Proprio sul tema delle tasse sui carburanti abbiamo visto sabato un “faccia a faccia” televisivo su Teleticino tra lui e Sergio Morisoli nella trasmissione animata da Bazzi e Leoni. Morisoli difendeva la proposta UDC di diminuire temporaneamente le tasse e sovrattasse sui carburanti in considerazione del rialzo repentino dei prezzi degli stessi a seguito della crisi ucraina, al fine di alleviare il carovita che ne consegue e che grava pesantemente soprattutto sul ceto medio e basso, sui piccoli imprenditori e in generale su chi fa già fatica a sbarcare il lunario. Non va dimenticato tra l’altro che l’aumento del prezzo del petrolio e del gas non si ripercuote solo sul costo dell’automobile (e del riscaldamento per molti), ma può avere ripercussioni a catena sul prezzo di innumerevoli prodotti alimentari e industriali, tanto più che va a sommarsi al rincaro di altri prodotti come il grano e i grassi vegetali a seguito della crisi ucraina. D’altronde, queste misure di alleviamento non sono invenzioni svizzere, ma se ne sta discutendo in Francia e in Italia (dove in piccola misura sono anche già state parzialmente adottate). In Francia praticamente quasi l’intero arco politico eccetto i Verdi ne ha accolto il principio, anche se sussistono divergenze importanti
sul “quantum”; Macron e il suo ministro dell’economia Bruno Le Maire si sono affrettati a concedere una piccola riduzione perché sanno benissimo che la corda è tirata e che un rifiuto potrebbe esasperare le fasce particolarmente colpite dal rialzo del prezzo del carburante rianimando il movimento dei “gilets jaunes”.

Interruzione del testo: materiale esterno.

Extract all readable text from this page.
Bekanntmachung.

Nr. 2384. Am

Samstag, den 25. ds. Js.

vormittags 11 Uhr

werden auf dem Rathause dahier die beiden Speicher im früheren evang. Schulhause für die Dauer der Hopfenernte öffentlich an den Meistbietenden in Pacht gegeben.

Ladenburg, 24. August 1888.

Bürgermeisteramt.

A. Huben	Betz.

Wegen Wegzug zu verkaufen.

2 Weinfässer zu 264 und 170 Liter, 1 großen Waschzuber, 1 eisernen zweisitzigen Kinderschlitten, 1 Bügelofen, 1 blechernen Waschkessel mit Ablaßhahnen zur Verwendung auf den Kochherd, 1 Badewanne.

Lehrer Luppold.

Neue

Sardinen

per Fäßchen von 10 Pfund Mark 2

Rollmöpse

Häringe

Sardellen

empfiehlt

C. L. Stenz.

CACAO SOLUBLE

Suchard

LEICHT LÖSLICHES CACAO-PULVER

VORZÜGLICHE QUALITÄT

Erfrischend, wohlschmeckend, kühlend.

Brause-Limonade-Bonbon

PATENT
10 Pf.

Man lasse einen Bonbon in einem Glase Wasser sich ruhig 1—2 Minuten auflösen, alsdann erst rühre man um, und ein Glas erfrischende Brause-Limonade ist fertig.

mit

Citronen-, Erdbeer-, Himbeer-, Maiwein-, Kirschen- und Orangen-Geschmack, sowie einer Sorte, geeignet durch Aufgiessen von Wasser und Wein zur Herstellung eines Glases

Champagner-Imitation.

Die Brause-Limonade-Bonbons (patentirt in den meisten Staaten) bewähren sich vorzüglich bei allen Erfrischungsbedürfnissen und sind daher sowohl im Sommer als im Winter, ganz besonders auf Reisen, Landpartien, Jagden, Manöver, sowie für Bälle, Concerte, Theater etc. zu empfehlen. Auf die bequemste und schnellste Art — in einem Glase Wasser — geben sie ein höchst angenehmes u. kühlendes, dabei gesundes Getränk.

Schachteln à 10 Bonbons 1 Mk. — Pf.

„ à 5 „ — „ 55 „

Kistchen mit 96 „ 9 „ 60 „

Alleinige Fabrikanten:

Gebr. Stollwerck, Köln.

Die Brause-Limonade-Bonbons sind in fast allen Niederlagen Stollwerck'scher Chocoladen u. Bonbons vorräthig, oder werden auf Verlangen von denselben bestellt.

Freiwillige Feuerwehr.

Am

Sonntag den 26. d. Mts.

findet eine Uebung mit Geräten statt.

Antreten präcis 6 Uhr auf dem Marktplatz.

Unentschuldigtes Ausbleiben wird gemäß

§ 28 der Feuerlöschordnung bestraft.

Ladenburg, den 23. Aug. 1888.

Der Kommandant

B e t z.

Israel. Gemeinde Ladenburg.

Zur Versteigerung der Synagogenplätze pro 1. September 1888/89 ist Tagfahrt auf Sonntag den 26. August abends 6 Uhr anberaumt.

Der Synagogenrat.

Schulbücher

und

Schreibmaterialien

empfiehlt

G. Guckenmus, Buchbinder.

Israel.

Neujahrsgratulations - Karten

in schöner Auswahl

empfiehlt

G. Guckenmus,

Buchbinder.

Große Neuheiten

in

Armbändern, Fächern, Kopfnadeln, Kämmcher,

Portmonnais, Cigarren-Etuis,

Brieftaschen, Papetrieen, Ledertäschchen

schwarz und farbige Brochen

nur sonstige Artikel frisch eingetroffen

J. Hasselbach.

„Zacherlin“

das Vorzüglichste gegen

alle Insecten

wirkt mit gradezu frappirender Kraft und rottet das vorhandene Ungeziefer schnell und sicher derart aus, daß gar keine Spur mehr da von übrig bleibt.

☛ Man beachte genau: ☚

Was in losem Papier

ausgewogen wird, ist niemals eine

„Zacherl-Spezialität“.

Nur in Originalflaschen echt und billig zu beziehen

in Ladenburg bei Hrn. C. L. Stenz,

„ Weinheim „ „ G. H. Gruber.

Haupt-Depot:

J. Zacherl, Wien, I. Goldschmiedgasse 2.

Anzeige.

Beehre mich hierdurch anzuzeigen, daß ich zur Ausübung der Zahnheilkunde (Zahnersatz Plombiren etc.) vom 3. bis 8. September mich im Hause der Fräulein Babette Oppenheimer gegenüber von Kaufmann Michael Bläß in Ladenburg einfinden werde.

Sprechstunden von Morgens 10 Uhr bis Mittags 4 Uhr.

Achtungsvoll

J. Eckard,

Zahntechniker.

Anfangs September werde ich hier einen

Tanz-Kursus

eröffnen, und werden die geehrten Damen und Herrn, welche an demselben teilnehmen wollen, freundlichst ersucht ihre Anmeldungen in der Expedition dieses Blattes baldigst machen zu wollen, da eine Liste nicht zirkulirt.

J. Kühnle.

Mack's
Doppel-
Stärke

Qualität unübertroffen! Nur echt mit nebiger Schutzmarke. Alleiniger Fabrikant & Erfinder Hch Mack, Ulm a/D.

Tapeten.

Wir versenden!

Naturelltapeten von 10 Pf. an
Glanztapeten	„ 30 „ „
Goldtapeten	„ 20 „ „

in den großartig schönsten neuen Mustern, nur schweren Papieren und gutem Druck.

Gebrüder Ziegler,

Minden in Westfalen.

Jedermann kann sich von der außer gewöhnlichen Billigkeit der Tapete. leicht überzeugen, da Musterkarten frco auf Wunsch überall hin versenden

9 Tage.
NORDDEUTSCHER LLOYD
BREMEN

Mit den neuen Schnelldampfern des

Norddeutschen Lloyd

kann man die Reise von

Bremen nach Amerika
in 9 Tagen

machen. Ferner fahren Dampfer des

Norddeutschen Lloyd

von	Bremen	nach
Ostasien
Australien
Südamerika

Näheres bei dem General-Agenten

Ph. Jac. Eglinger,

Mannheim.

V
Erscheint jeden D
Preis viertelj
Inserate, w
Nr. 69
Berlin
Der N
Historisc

Su questo tema Schönenberger ha ribattuto sostenendo degli argomenti un po’ formalistici e giuridici, ad esempio dicendo che la diminuzione delle tasse sui carburanti richiede dei cambiamenti di legge e che quest’ultimi – per i tempi lunghi necessari alla loro adozione – non sono lo strumento idoneo a combattere delle impennate speculative sul mercato internazionale degli idrocarburi. Argomenti che possono anche essere plausibili e fondati, ma che non portano alcuna risposta e alcun ristoro ai cittadini messi alle strette da questi repentini rincari e che non possono fare a meno di utilizzare l’auto per andare a lavorare (o che non possono permettersi di sostituire, nonostante i tanto decantati sussidi ecologici – che in sostanza profittano soprattutto ai cittadini benestanti -, il loro riscaldamento a gasolio). Inoltre, l’accenno ai tempi lunghi della politica come pretesto per respingere un allentamento temporaneo di tasse, non è molto commendevole. Schönenberger presenta questo fatto come se fosse un “dato di natura”, ma è precisamente questo che agli occhi di molti cittadini è insopportabile e che fa imbufalire parecchi. La politica dovrebbe darsi una mossa e imparare a velocizzare certi suoi processi decisionali, adattandosi ai veloci cambiamenti del contesto economico e sociale; non è la società, il mondo e la vita che devono adattarsi al ritmo della politica!
Comunque, termino augurando a Nicola Schönenberger un futuro pieno di soddisfazioni professionali e personali.